Côté ministres, les prises de position sont aussi timides, voire totalement floues. Ce dimanche, sur BFM TV, le ministre de l’Économie plaidait pour une mise en œuvre de la suppression de la taxe d’habitation « le plus rapidement possible ». Le même jour, à l’occasion des 17ème Rencontres d’Aix-en-Provence, il avait prévenu : « Nous pouvons faire, en même temps, la réduction des dépenses publiques et la baisse des impôts. »  « Attendez les arbitrages », avait toutefois ajouté Bruno le Maire, prudent.

Quant au ministre de l’Action et des Comptes publics, Gérald Darmanin, invité fin juin de Jean-Jacques Bourdin sur BFMTV-RMC , il s’était borné à dire que la taxe d’habitation ne devrait sans doute pas être supprimée au 1er janvier 2018 et que l’ISF serait réformé « dans le quinquennat ».

« Une volonté très claire de reprise en main »

Après plus d’une semaine de tergiversations, les arbitrages ont finalement été rendus : les deux mesures entreront en vigueur dès l’année prochaine, comme promis par Emmanuel Macron lorsqu’il n’était encore que candidatFlorian Silnicki note « une volonté très claire de reprise en main » : « On s’est accordé sur un message, une échéance ».

Pour autant, maintenir le flou n’était pas la plus mauvaise des stratégies, si tant est qu’il y en avait une. « Nicolas Sarkozy, comme François Hollande, ont eu à mettre en œuvre des projets sur lesquels ils ont eu à revenir, comme le bouclier fiscal. Le premier a donc épuisé l’opinion publique et l’action du second manquait de lisibilité, ce qui a affecté le lien avec les électeurs », explique le fondateur de LaFrenchCom’.

« Stigmatiser un adversaire » et maintenir le flou

Pas question pour Emmanuel Macron de reproduire les mêmes erreurs, c’est d’ailleurs pour cela qu’il s’évertue à lisser, voire verrouiller sa communication. Le Président s’est toutefois heurté à la réalité du terrain, et notamment à une situation des finances publiques particulièrement dégradée. Selon Florian Silnicki, l’exécutif « avait alors un strict intérêt à stigmatiser un adversaire ». Les invectives contre l’ancien gouvernement  et sa mauvaise gestion des comptes publics se sont multipliées. « Trop léger » pour justifier de revenir sur des promesses électorales, estime toutefois le communicant. Alors, le temps de la réflexion, le flou a été privilégié. « Un flou jusque-là utile à Macron dans sa conquête de la présidence », rappelle Florian Slinicki.

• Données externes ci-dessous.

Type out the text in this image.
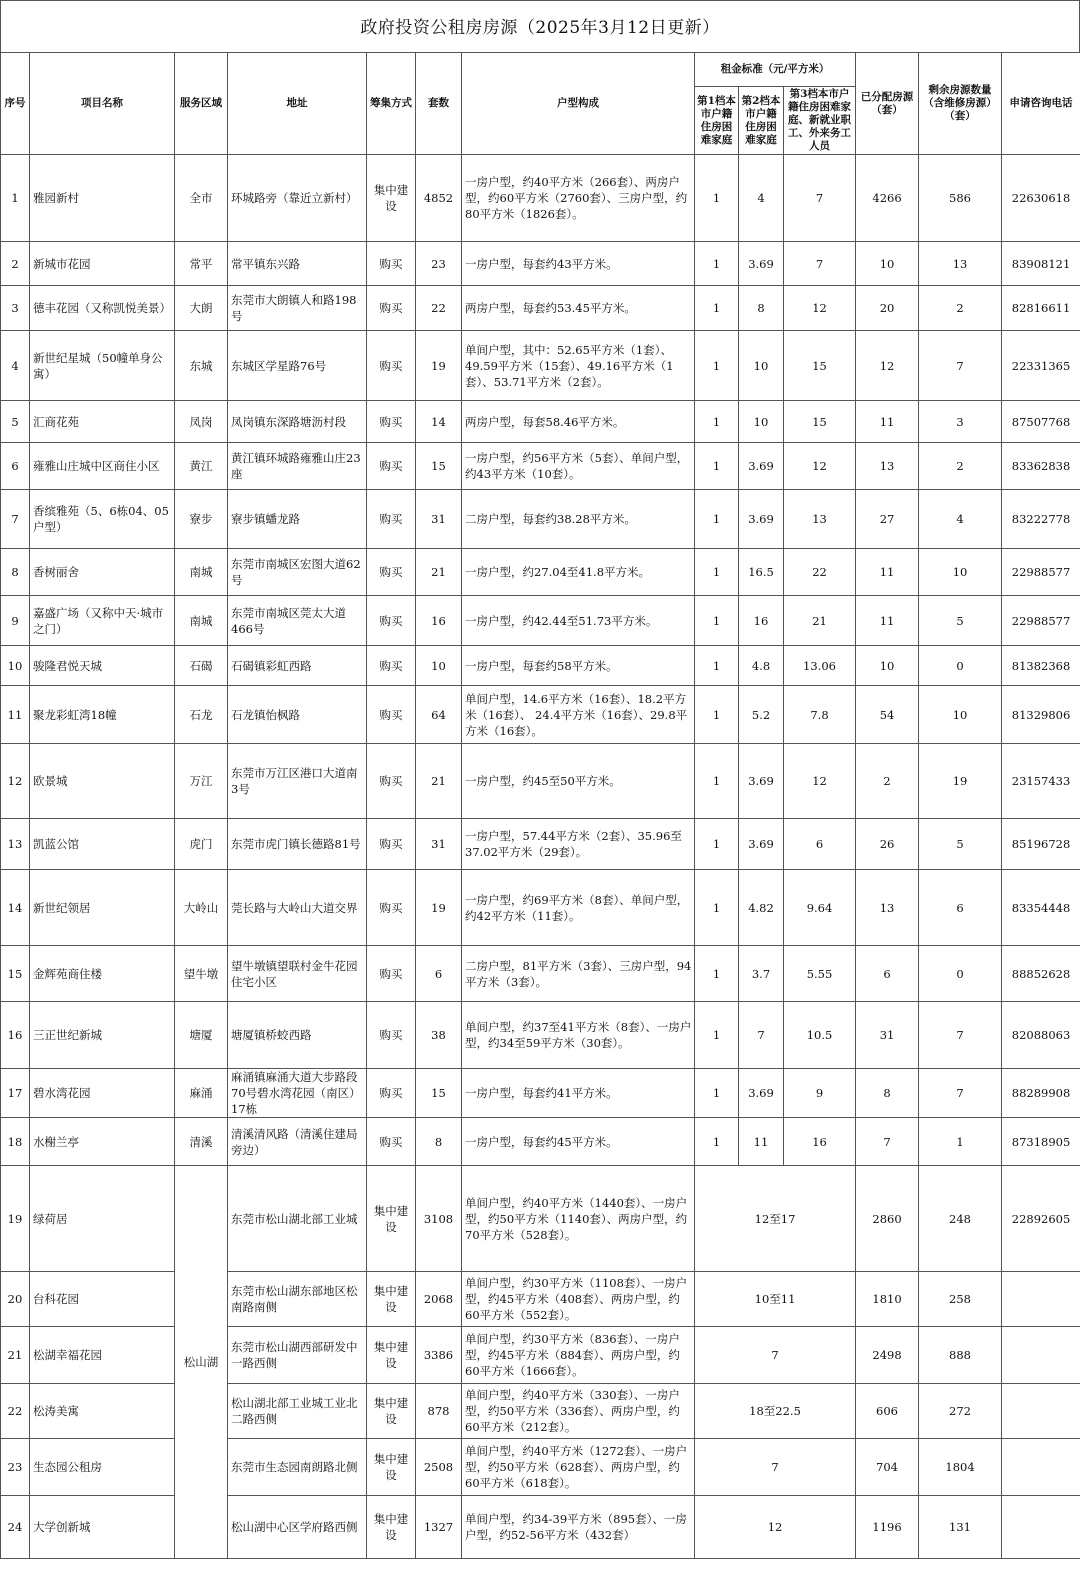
政府投资公租房房源（2025年3月12日更新）
序号	项目名称	服务区域	地址	筹集方式	套数	户型构成	租金标准（元/平方米）			已分配房源（套）	剩余房源数量（含维修房源）（套）	申请咨询电话
							第1档本市户籍住房困难家庭	第2档本市户籍住房困难家庭	第3档本市户籍住房困难家庭、新就业职工、外来务工人员			
1	雅园新村	全市	环城路旁（靠近立新村）	集中建设	4852	一房户型，约40平方米（266套）、两房户型，约60平方米（2760套）、三房户型，约80平方米（1826套）。	1	4	7	4266	586	22630618
2	新城市花园	常平	常平镇东兴路	购买	23	一房户型，每套约43平方米。	1	3.69	7	10	13	83908121
3	德丰花园（又称凯悦美景）	大朗	东莞市大朗镇人和路198号	购买	22	两房户型，每套约53.45平方米。	1	8	12	20	2	82816611
4	新世纪星城（50幢单身公寓）	东城	东城区学星路76号	购买	19	单间户型，其中：52.65平方米（1套）、49.59平方米（15套）、49.16平方米（1套）、53.71平方米（2套）。	1	10	15	12	7	22331365
5	汇商花苑	凤岗	凤岗镇东深路塘沥村段	购买	14	两房户型，每套58.46平方米。	1	10	15	11	3	87507768
6	雍雅山庄城中区商住小区	黄江	黄江镇环城路雍雅山庄23座	购买	15	一房户型，约56平方米（5套）、单间户型，约43平方米（10套）。	1	3.69	12	13	2	83362838
7	香缤雅苑（5、6栋04、05户型）	寮步	寮步镇蟠龙路	购买	31	二房户型，每套约38.28平方米。	1	3.69	13	27	4	83222778
8	香树丽舍	南城	东莞市南城区宏图大道62号	购买	21	一房户型，约27.04至41.8平方米。	1	16.5	22	11	10	22988577
9	嘉盛广场（又称中天·城市之门）	南城	东莞市南城区莞太大道466号	购买	16	一房户型，约42.44至51.73平方米。	1	16	21	11	5	22988577
10	骏隆君悦天城	石碣	石碣镇彩虹西路	购买	10	一房户型，每套约58平方米。	1	4.8	13.06	10	0	81382368
11	聚龙彩虹湾18幢	石龙	石龙镇怡枫路	购买	64	单间户型，14.6平方米（16套）、18.2平方米（16套）、 24.4平方米（16套）、29.8平方米（16套）。	1	5.2	7.8	54	10	81329806
12	欧景城	万江	东莞市万江区港口大道南3号	购买	21	一房户型，约45至50平方米。	1	3.69	12	2	19	23157433
13	凯蓝公馆	虎门	东莞市虎门镇长德路81号	购买	31	一房户型，57.44平方米（2套）、35.96至37.02平方米（29套）。	1	3.69	6	26	5	85196728
14	新世纪领居	大岭山	莞长路与大岭山大道交界	购买	19	一房户型，约69平方米（8套）、单间户型，约42平方米（11套）。	1	4.82	9.64	13	6	83354448
15	金辉苑商住楼	望牛墩	望牛墩镇望联村金牛花园住宅小区	购买	6	二房户型，81平方米（3套）、三房户型，94平方米（3套）。	1	3.7	5.55	6	0	88852628
16	三正世纪新城	塘厦	塘厦镇桥蛟西路	购买	38	单间户型，约37至41平方米（8套）、一房户型，约34至59平方米（30套）。	1	7	10.5	31	7	82088063
17	碧水湾花园	麻涌	麻涌镇麻涌大道大步路段70号碧水湾花园（南区）17栋	购买	15	一房户型，每套约41平方米。	1	3.69	9	8	7	88289908
18	水榭兰亭	清溪	清溪清风路（清溪住建局旁边）	购买	8	一房户型，每套约45平方米。	1	11	16	7	1	87318905
19	绿荷居	松山湖	东莞市松山湖北部工业城	集中建设	3108	单间户型，约40平方米（1440套）、一房户型，约50平方米（1140套）、两房户型，约70平方米（528套）。	12至17			2860	248	22892605
20	台科花园		东莞市松山湖东部地区松南路南侧	集中建设	2068	单间户型，约30平方米（1108套）、一房户型，约45平方米（408套）、两房户型，约60平方米（552套）。	10至11			1810	258	
21	松湖幸福花园		东莞市松山湖西部研发中一路西侧	集中建设	3386	单间户型，约30平方米（836套）、一房户型，约45平方米（884套）、两房户型，约60平方米（1666套）。	7			2498	888	
22	松涛美寓		松山湖北部工业城工业北二路西侧	集中建设	878	单间户型，约40平方米（330套）、一房户型，约50平方米（336套）、两房户型，约60平方米（212套）。	18至22.5			606	272	
23	生态园公租房		东莞市生态园南朗路北侧	集中建设	2508	单间户型，约40平方米（1272套）、一房户型，约50平方米（628套）、两房户型，约60平方米（618套）。	7			704	1804	
24	大学创新城		松山湖中心区学府路西侧	集中建设	1327	单间户型，约34-39平方米（895套）、一房户型，约52-56平方米（432套）	12			1196	131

« Il a voulu donner la priorité à l’Europe »

Pour  Stéphanie Villers, Emmanuel Macron a bel et bien tenté de revenir sur ses promesses de campagne : « Il a voulu donner la priorité à l’Europe et à la construction européenne. Il mise sur un programme d’investissement à long terme et, pour cela, il doit convaincre l’Allemagne. Ce qui implique de faire les efforts nécessaires », c’est-à-dire ramener le déficit sous la barre des 3% de PIB. L’investissement doit repartir en France, mais si on veut prendre le train de l’innovation en marche, ça se passe au niveau de la zone euro. Macron et Merkel sont sur la même longueur d’onde, mais l’Allemagne attend que la France respecte le critère de déficit », renchérit l’économiste. Le Président a toutefois vu que le report des réformes fiscales « ne passait pas en interne ». « D’où son retournement de veste ultrarapide. Il a dû privilégier le court terme. »

Quelle qu’aient été les raisons de ces « couacs » sur le calendrier des réformes fiscales, au bout du compte « il n’y a qu’une seule parole, c’est celle du Président ». « Macron incarne une nouvelle étape de l’action politique française. Les Français vont donc attendre beaucoup de lui et il va donc être assez difficile pour le Premier ministre et les ministres d’apparaître autrement qu’en le contredisant », conclut le fondateur de LaFrenchCom’.